Steamed and raw vegetables are two of the most healthful ways to prepare vegetables. Although both styles are very healthy, there are differences between the two. Raw vegetables, as the name implies, are vegetables that have been prepared for eating by cleaning and perhaps slicing. Steamed vegetables have been cleaned and perhaps sliced, but they have also been steamed.
Steaming is the process of cooking over hot water. The vegetables are often placed in a metal basket that is then placed over a pan of boiling water. The steam from the boiling water heats the vegetables in the basket, cooking them. Steaming a vegetable has many advantages over the more traditional vegetable preparation method of boiling.
Steamed and raw vegetables both retain many more of their vitamins and minerals than vegetables that are boiled. When people boil vegetables, they typically cook them for an extended period of time. They drain the water from the vegetables, rinsing away most of the nutrients as well.
The short period of time that a vegetable is steamed, as well as the fact that it is not immersed in water, allows it to retain most of its vitamins and minerals. Compare a plate of steamed green beans to a plate of boiled green beans. The steamed beans will be vibrantly green and crisp-tender, while the boiled beans will be a pale shade of green and very limp.
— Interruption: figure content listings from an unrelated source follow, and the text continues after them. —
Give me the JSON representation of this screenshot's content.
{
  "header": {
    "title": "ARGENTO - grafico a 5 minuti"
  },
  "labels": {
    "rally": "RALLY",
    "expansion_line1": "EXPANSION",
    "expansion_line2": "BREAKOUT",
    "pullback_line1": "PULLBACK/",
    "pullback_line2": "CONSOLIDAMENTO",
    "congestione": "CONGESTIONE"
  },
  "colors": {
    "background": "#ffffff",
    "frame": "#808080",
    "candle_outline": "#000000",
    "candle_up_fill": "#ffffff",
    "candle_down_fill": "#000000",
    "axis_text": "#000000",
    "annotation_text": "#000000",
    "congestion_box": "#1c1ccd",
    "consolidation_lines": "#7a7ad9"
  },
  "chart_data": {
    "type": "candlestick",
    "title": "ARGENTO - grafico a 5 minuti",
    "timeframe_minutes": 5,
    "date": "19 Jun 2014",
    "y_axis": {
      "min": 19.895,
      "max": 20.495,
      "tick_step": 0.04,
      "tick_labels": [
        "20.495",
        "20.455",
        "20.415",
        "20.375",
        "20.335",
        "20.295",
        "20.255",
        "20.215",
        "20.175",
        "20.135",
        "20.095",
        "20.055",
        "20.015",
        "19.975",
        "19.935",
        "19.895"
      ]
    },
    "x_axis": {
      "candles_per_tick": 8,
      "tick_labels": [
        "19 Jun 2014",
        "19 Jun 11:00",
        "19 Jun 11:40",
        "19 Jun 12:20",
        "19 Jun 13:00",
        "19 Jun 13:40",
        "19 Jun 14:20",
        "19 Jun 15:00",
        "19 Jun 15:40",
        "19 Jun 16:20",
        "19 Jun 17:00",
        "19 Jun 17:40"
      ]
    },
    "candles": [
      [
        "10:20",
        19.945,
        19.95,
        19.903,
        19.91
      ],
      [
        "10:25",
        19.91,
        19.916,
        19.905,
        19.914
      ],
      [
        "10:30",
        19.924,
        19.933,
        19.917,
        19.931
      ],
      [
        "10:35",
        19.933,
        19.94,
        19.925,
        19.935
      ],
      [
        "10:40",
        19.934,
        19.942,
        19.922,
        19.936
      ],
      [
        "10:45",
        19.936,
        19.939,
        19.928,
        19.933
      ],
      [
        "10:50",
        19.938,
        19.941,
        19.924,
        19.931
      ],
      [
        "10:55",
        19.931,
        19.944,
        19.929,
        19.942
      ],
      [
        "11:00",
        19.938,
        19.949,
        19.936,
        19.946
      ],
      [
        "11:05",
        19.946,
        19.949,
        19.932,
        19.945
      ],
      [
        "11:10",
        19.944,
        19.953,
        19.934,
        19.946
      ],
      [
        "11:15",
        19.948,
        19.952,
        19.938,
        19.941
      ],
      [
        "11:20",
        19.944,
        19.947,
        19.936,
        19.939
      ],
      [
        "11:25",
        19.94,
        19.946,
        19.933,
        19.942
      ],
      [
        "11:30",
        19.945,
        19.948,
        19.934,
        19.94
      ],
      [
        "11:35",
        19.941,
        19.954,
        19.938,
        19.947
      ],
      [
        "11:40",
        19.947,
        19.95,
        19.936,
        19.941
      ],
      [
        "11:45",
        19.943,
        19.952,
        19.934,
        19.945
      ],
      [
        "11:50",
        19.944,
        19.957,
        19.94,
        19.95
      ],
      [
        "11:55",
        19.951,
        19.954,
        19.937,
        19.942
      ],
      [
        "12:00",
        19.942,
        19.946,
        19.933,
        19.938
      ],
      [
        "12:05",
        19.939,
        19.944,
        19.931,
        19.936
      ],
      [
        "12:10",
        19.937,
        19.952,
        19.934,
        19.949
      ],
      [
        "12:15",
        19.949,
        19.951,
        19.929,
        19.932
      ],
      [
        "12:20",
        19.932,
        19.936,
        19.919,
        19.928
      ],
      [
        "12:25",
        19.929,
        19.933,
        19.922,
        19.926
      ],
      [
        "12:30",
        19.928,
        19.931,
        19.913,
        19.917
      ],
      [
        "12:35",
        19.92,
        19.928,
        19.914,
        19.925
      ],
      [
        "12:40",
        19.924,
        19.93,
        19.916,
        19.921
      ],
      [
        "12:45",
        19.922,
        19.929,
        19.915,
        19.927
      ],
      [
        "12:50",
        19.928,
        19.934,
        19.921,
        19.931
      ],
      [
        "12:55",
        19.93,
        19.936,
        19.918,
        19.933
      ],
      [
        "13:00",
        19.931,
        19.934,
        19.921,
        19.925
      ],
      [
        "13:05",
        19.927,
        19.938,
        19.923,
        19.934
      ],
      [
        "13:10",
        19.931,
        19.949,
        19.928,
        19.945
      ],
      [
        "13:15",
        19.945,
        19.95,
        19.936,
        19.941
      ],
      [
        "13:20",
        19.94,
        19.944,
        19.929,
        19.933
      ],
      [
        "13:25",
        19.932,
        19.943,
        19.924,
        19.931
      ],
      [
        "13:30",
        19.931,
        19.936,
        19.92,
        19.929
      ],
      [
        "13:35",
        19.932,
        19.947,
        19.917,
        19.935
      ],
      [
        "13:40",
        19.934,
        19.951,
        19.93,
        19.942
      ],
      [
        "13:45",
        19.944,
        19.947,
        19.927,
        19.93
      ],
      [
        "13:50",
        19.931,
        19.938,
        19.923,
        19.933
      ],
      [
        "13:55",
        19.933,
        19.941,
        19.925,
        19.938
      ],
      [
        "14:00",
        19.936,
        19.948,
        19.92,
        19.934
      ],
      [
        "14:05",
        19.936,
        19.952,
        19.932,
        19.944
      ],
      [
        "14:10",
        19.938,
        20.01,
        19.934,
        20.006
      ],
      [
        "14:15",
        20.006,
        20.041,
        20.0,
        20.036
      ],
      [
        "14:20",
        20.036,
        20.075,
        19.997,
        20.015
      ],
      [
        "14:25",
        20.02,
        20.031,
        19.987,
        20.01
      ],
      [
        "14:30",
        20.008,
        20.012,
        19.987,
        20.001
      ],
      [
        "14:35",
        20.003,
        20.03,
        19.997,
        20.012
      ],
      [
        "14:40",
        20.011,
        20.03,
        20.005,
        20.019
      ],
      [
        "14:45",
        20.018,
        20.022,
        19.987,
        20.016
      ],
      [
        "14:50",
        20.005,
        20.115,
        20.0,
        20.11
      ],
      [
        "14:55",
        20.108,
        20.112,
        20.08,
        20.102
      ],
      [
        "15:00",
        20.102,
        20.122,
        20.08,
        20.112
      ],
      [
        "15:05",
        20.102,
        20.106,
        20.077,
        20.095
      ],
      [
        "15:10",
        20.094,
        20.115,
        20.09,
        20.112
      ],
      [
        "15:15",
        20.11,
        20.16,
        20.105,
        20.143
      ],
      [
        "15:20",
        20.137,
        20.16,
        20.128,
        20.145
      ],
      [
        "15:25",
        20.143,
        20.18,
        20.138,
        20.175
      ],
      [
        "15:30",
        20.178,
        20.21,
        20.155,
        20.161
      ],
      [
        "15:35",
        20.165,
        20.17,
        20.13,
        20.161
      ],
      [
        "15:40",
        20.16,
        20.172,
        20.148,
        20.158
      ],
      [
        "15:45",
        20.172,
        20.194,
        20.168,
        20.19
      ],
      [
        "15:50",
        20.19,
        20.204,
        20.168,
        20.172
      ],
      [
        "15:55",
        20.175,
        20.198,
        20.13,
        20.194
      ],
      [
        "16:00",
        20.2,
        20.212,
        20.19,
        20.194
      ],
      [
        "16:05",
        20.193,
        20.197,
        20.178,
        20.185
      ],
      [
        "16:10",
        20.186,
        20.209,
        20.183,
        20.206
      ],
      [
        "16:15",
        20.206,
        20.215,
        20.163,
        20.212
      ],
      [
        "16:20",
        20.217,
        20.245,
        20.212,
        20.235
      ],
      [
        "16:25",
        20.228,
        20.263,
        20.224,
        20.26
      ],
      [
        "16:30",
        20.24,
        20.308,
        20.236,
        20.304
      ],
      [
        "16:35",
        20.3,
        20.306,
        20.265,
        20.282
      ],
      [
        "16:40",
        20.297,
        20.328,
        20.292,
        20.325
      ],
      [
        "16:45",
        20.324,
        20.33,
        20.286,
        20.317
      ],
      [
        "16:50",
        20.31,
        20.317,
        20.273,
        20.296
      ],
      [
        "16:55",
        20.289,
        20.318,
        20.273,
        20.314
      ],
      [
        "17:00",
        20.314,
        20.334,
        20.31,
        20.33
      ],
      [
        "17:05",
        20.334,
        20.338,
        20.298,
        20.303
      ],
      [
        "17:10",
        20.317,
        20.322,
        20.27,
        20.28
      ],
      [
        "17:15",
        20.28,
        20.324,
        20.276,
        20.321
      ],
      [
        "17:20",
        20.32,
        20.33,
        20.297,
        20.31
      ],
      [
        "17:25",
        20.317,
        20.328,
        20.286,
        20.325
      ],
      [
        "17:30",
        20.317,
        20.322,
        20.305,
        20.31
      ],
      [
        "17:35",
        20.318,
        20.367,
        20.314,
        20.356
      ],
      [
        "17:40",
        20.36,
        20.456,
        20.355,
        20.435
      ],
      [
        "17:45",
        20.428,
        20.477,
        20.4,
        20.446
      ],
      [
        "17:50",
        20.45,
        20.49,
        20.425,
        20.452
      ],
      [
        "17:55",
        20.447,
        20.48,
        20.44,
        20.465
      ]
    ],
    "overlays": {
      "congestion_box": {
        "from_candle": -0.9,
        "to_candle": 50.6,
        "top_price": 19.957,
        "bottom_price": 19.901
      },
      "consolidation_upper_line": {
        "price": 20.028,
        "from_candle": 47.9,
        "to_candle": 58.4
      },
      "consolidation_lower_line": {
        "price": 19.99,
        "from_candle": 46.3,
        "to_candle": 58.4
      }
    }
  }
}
It is easy to see which style retains more of its original, raw characteristics.
While most vegetable that are served raw are more nutritious than even steamed vegetable, steaming does have an advantage over raw. Many vegetables, such as broccoli, are difficult for some people to digest raw. Eating a wide variety of vegetables is an important component of a healthy lifestyle. If you avoid certain vegetables because they bother your stomach, you are shortchanging your health. Steaming vegetables that you find difficult to digest can make them easier on your stomach.
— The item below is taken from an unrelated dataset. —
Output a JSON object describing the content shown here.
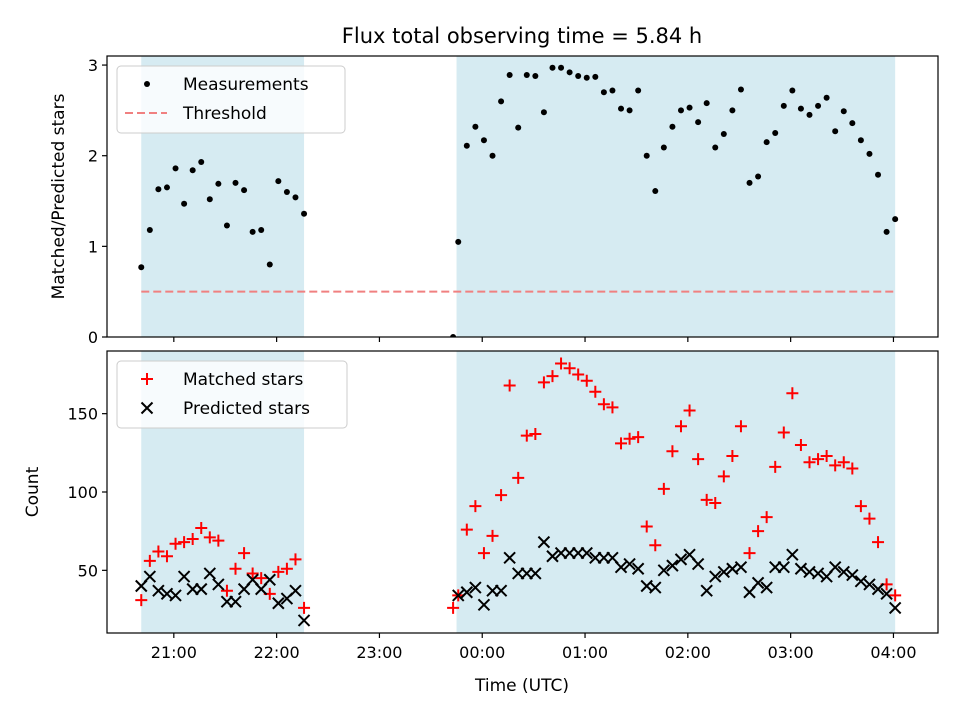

Steamed and raw vegetables can be dressed up in a variety of ways. If your favorite vegetable recipes call for cheese sauce or French fried onions, don’t get discouraged. A drizzle of olive oil, the addition of spices such as rosemary or sage or some coarsely ground sea salt can all liven up the taste of steamed and raw vegetables. It may take some trial and error to find your favorite combination, but keep experimenting.